Rohini Bhajibhakare was nine years old when she saw her father struggling to receive benefits that the government had announced for farmers. The agriculturalist from Solapur district in Maharashtra was running from pillar to post to get documents signed, when Rohini asked him, “Who is responsible for ensuring you get what is due to you?”
Her father, she recalls, immediately said it was the district collector.
Twenty three years later, Rohini, an IAS officer, has become the first woman collector of Salem district in Tamil Nadu. The district has had 170 collectors from 1790, but not a single woman.

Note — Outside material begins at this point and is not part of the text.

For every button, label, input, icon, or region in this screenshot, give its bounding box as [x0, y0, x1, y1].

"Seeing the difficulty my father faced inspired me to become a government servant and focus on public service," she tells TNM.

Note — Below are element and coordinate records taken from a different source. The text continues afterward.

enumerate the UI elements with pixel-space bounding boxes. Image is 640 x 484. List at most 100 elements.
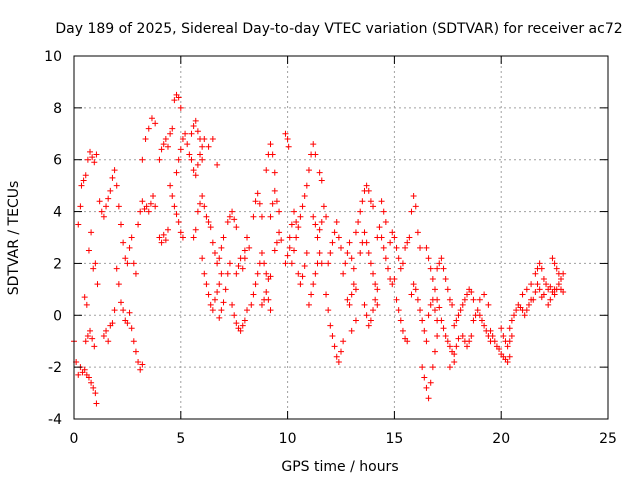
data-point bbox=[169, 125, 176, 132]
y-tick-label: 4 bbox=[53, 205, 62, 221]
data-point bbox=[323, 213, 330, 220]
data-point bbox=[175, 156, 182, 163]
data-point bbox=[244, 234, 251, 241]
plot-frame bbox=[73, 55, 609, 420]
data-point bbox=[186, 151, 193, 158]
data-point bbox=[271, 169, 278, 176]
data-point bbox=[406, 234, 413, 241]
data-point bbox=[88, 379, 95, 386]
y-tick-label: 6 bbox=[53, 153, 62, 169]
data-point bbox=[558, 275, 565, 282]
data-point bbox=[327, 322, 334, 329]
data-point bbox=[177, 229, 184, 236]
data-point bbox=[288, 260, 295, 267]
data-point bbox=[350, 265, 357, 272]
data-point bbox=[96, 198, 103, 205]
data-point bbox=[442, 275, 449, 282]
data-point bbox=[91, 343, 98, 350]
data-point bbox=[440, 325, 447, 332]
data-point bbox=[545, 301, 552, 308]
y-axis-label: SDTVAR / TECUs bbox=[6, 181, 22, 296]
data-point bbox=[378, 234, 385, 241]
data-point bbox=[278, 237, 285, 244]
data-point bbox=[171, 97, 178, 104]
data-point bbox=[216, 314, 223, 321]
data-point bbox=[355, 218, 362, 225]
data-point bbox=[139, 361, 146, 368]
data-point bbox=[143, 203, 150, 210]
data-point bbox=[429, 275, 436, 282]
data-point bbox=[282, 260, 289, 267]
data-point bbox=[147, 200, 154, 207]
data-point bbox=[120, 239, 127, 246]
data-point bbox=[201, 270, 208, 277]
data-point bbox=[534, 281, 541, 288]
data-point bbox=[205, 143, 212, 150]
data-point bbox=[444, 286, 451, 293]
data-point bbox=[382, 255, 389, 262]
data-point bbox=[547, 283, 554, 290]
data-point bbox=[261, 260, 268, 267]
data-point bbox=[323, 291, 330, 298]
data-point bbox=[91, 159, 98, 166]
data-point bbox=[459, 333, 466, 340]
data-point bbox=[344, 250, 351, 257]
data-point bbox=[197, 200, 204, 207]
data-point bbox=[327, 250, 334, 257]
data-point bbox=[214, 260, 221, 267]
data-point bbox=[363, 312, 370, 319]
data-point bbox=[457, 307, 464, 314]
data-point bbox=[229, 208, 236, 215]
data-point bbox=[115, 203, 122, 210]
data-point bbox=[137, 366, 144, 373]
data-point bbox=[145, 125, 152, 132]
data-point bbox=[446, 296, 453, 303]
data-point bbox=[367, 260, 374, 267]
data-point bbox=[485, 301, 492, 308]
data-point bbox=[220, 234, 227, 241]
data-point bbox=[139, 156, 146, 163]
data-point bbox=[427, 379, 434, 386]
data-point bbox=[440, 265, 447, 272]
data-point bbox=[132, 348, 139, 355]
data-point bbox=[498, 325, 505, 332]
data-point bbox=[237, 327, 244, 334]
data-point bbox=[476, 312, 483, 319]
data-point bbox=[89, 335, 96, 342]
data-point bbox=[404, 239, 411, 246]
data-point bbox=[252, 198, 259, 205]
data-point bbox=[81, 366, 88, 373]
data-point bbox=[506, 353, 513, 360]
data-point bbox=[75, 221, 82, 228]
data-point bbox=[370, 270, 377, 277]
data-point bbox=[408, 291, 415, 298]
data-point bbox=[536, 260, 543, 267]
data-point bbox=[201, 203, 208, 210]
axis-ticks: -4 -2 0 2 4 6 8 10 0 5 10 15 20 25 bbox=[44, 49, 617, 447]
y-tick-label: 8 bbox=[53, 101, 62, 117]
data-point bbox=[325, 307, 332, 314]
data-point bbox=[303, 182, 310, 189]
data-point bbox=[363, 239, 370, 246]
data-point bbox=[190, 167, 197, 174]
data-point bbox=[184, 141, 191, 148]
data-point bbox=[470, 317, 477, 324]
data-point bbox=[423, 384, 430, 391]
data-point bbox=[92, 260, 99, 267]
data-point bbox=[254, 270, 261, 277]
data-point bbox=[94, 281, 101, 288]
data-point bbox=[194, 128, 201, 135]
data-point bbox=[209, 239, 216, 246]
data-point bbox=[449, 301, 456, 308]
data-point bbox=[543, 281, 550, 288]
data-point bbox=[425, 395, 432, 402]
data-point bbox=[113, 265, 120, 272]
data-point bbox=[239, 322, 246, 329]
data-point bbox=[331, 343, 338, 350]
data-point bbox=[175, 94, 182, 101]
data-point bbox=[363, 182, 370, 189]
data-point bbox=[511, 312, 518, 319]
data-point bbox=[532, 270, 539, 277]
data-point bbox=[560, 288, 567, 295]
data-point bbox=[451, 358, 458, 365]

The 32-year-old has been appointed in place of V Sampath, who was transferred and posted as the Director of Social Security Schemes on August 25.
Earlier, Rohini was the Additional Collector (Development) and Project Officer for the District Rural Development Agency (DRDA) for Madurai district. She is married to IPS officer Vijyendra Bidari.
"I studied in a government school and did my engineering in a government college," says the Collector, who wrote and cleared the civil services exam with no private coaching.
"The experience has led me to believe that our government schools have good teachers but are lacking in terms of infrastructure," she says. "That is something I will be addressing in Salem as well," she adds.
Sanitation and health are two pressing issues that she will first have to deal with. "With the threat of dengue apparent, there is a need for additional focus on sanitation. That will be my first priority," she explains. "The desilting of lakes, which is a flagship project of the Government of Tamil Nadu will also be overseen," she adds.
But has the current political climate made it difficult to carry out schemes that she has in mind?
The collector pauses to gather her thoughts for a few seconds before saying, “We get all the required support from the state government.”
Being the first woman collector of the district also comes with its own set of responsibilities. "I see this as a sign of women empowerment and believe people can relate to me and what this stands for. It is important that women are made part of the decision making process at the highest levels," she explains.
Along with her administrative capabilities, Rohini has also honed her spoken language and speaks Tamil in a Madurai dialect. "I have been practicing from 2009 and believe there will be no language gap," she laughs.
As for her father, he is a proud 65-year-old self-made man now, says Rohini. "His advice to me when I told him I had become a collector was to make sure that I always put people first," she says.